Rédigé par La Rédaction le Samedi 26 Février 2011

Fondateur de BeMyApp et partenaire de Zanox, Cyril ATTIA revient sur le positionnement de sa société et partage sa vision du marketing mobile



Cyril ATTIA
Cyril ATTIA
Quel bilan tirez vous de votre première année activité ? Les annonceurs sont ils séduits par l'offre de BeMyApp ?

CA - Cette première année est surtout celle de l'évangélisation pour nous. Le marché de la publicité mobile est encore très émergent car la part du mobile dans les plans media reste faible.

Nous sentons une réelle évolution depuis le début de l'année 2011 et l'arrivée des nouveaux budgets ! Il y a maintenant une vrai volonté des annonceurs de communiquer sur mobile et nous traitons de plus en plus de demandes entrantes. Notre format très original permet de toucher un même utilisateur sur la durée et avec des messages adaptés à son usage. Cette approche basée sur la fidélisation d'audience et le retargeting plaît beaucoup à nos clients.

Votre offre de sponsoring peut sembler relativement complexe. Pourquoi ne pas vous concentrer sur le CPI et concurrencer d'autres acteurs du marketing mobile à la performance comme MobPartner, AppGratuite ou Appsteur?

CA - AppGratuite et Appsteur ne sont pas des régies au CPI mais plutôt des médias.

En l'état actuel du marché, les régies CPI ne permettent pas de générer des volumes d'installation suffisant pour satisfaire les annonceurs. Un mobinaute ayant un usage rapide et précis des supports, il faut un nombre de PAP très important pour pouvoir répondre aux attentes des annonceurs. Or, il génère beaucoup moins de PAP qu'un internaute ce qui ne permet pas de créer le cercle vertueux  qui rendrait une offre exclusivement CPI rentable.

D'autre part le modèle est décéptif pour l'éditeur qui, contrairement au web, peut décider à tout moment d'abandonner le modèle publicitaire pour passer son application payante. Il génèrera ainsi un seuil minimum de revenus. Tant que le modèle CPI ne lui permettra pas d'atteindre ce seuil
minimum, alors l'éditeur n'aura aucun intérêt à diffuser des campagnes. Les niveaux de CPI sont bien trop faibles aujourd'hui pour concurrencer un modèle payant.

Sur le Web l'éditeur n'a pas cette alternative et accepte donc des deals peu rentables.

Le mobile a ses propres moyens de communication et ses propres usages, il est donc nécessaire de proposer une offre publicitaire et un modèle économique adapté.

Le partenariat avec Zanox préfigure t'il un rapprochement capitalistique ? Comment expliquez vous l'attentisme des grandes plates-formes d'affiliation sur le mobile ?

Nous travaillons pour l'instant avec Zanox dans une optique purement commerciale et sans vision stratégique plus poussée.

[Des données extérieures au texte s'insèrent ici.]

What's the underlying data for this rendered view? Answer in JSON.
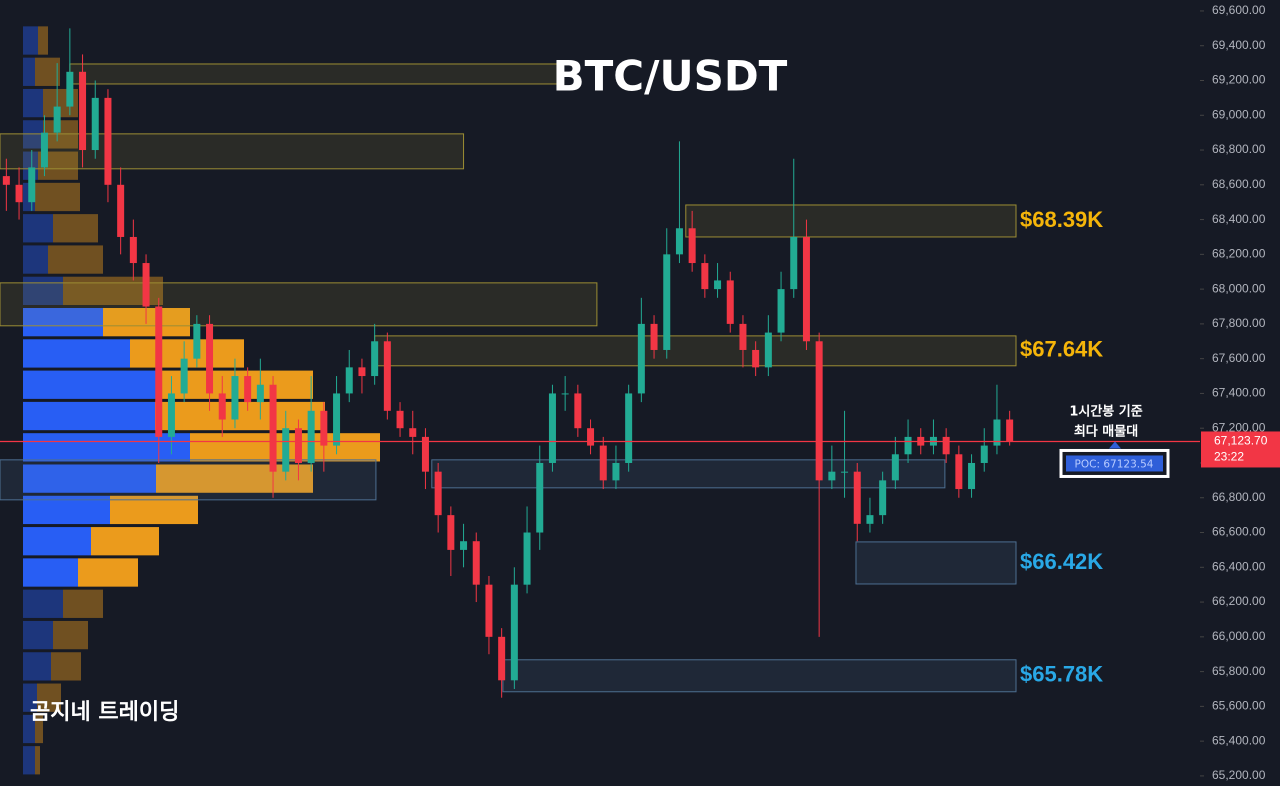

Les plate-formes d'affiliation ne sont pas encore actives car elles ne peuvent dupliquer leur modèle sur mobile. Le CPI mobile n'est pas encore pertinent et le CPA ne décollera qu'avec l'émergence du m-commerce.

De plus elles n'ont pas un besoin vital d'innover car elles génèrent suffisamment de business avec leur inventaire Web.

Elles attendent donc, et elles ont bien raison, que des acteurs spécialisés trouvent la bonne formule de communication et que le marché se développe.

Cyril Attia, BeMyApp : "Notre format permet de toucher un même utilisateur sur la durée"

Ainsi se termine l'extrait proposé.